Стрельцы возвратились со списками на места свои. В это время полковники Петров и Одинцов, верхом, выехали из-за угла одной из съезжих изб. За ними везли пушки и пороховые ящики. Все заговорщики, сев на лошадей, поехали к Знаменскому монастырю. За ними пошло и все войско при шумных восклицаниях. Отслужив молебен, заговорщики вынесли из церкви икону Знамения Божией Матери и чашу святой воды. Стрельцы преклонили оружие пред образом, перекрестились, ударили в барабаны тревогу, подняли знамена и двинулись к Кремлю.
Конец первой части
ЧАСТЬ ВТОРАЯ
I
И там, где зданья величавы
И башни древние царей,
Свидетели протекшей славы, -
Лишь груды тел…
Вместе с восходом солнца Матвеев, Нарышкин и Долгорукий явились во дворец.
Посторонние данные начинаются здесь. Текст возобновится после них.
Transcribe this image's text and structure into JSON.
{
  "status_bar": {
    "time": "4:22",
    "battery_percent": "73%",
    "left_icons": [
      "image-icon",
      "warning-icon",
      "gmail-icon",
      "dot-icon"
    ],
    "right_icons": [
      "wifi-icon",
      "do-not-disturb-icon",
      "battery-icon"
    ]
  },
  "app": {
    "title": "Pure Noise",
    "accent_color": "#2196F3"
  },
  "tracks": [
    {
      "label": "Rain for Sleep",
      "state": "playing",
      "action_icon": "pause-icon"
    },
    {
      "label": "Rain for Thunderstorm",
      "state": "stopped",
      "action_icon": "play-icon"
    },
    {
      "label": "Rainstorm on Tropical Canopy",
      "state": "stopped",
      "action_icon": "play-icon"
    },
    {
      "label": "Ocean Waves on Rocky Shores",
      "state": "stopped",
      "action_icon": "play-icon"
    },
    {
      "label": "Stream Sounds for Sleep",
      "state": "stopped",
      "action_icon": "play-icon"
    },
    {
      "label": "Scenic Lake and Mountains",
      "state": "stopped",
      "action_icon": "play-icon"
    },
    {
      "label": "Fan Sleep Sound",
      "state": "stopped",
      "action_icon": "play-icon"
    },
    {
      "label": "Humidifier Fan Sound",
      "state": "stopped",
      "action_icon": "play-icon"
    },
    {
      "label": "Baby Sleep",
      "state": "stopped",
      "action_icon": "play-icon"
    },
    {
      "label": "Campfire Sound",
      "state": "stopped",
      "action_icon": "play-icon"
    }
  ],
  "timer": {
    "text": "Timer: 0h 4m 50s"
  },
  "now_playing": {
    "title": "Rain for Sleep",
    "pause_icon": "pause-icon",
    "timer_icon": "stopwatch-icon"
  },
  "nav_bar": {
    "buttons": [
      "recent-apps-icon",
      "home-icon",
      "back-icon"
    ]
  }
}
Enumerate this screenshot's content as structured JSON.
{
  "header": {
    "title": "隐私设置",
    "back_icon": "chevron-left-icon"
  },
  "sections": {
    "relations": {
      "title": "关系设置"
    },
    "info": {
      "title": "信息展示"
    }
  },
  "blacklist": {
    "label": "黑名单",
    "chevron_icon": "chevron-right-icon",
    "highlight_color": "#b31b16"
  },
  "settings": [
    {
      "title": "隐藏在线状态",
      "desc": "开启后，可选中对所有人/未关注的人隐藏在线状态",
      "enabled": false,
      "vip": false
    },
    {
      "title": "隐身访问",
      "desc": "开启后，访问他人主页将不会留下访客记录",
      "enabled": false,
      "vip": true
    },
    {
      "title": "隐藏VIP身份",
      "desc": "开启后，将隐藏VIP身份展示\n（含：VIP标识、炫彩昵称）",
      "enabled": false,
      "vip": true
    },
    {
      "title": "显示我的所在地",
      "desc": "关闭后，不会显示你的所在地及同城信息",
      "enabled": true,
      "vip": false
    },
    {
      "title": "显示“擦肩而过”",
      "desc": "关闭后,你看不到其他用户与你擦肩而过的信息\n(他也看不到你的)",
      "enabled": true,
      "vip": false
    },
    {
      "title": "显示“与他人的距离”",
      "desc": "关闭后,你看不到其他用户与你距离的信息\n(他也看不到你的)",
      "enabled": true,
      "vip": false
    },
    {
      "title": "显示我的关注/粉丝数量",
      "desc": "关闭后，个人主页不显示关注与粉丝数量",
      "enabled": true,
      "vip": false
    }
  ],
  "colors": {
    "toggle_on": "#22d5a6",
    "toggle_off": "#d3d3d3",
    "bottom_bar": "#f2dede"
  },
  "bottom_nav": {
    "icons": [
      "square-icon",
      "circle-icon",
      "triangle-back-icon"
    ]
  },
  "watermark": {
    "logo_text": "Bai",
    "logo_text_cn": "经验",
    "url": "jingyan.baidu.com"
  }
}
Вслед за ними, по приглашению царицы, приехали родитель царицы Кирилл Полиевктович Нарышкин, князья Григорий Григорьевич Ромодановский, Михаил Алегукович Черкасский и другие преданные ей бояре. Большая часть из них, ожидая с часу на час, что пламя бунта вспыхнет, надели под кафтаны латы. Патриарх уведомил царицу, что он занемог и не в силах не только заниматься какими-либо государственными делами, но и встать с постели. Совещание продолжалось несколько часов, и после жарких споров и рассуждений все согласились с мнением князя Михаила Юрьевича Долгорукого. Царица поручила Матвееву съездить немедленно к патриарху, спросить об его здоровье, уведомить о мерах, какие принять было положено, и испросить его благословение.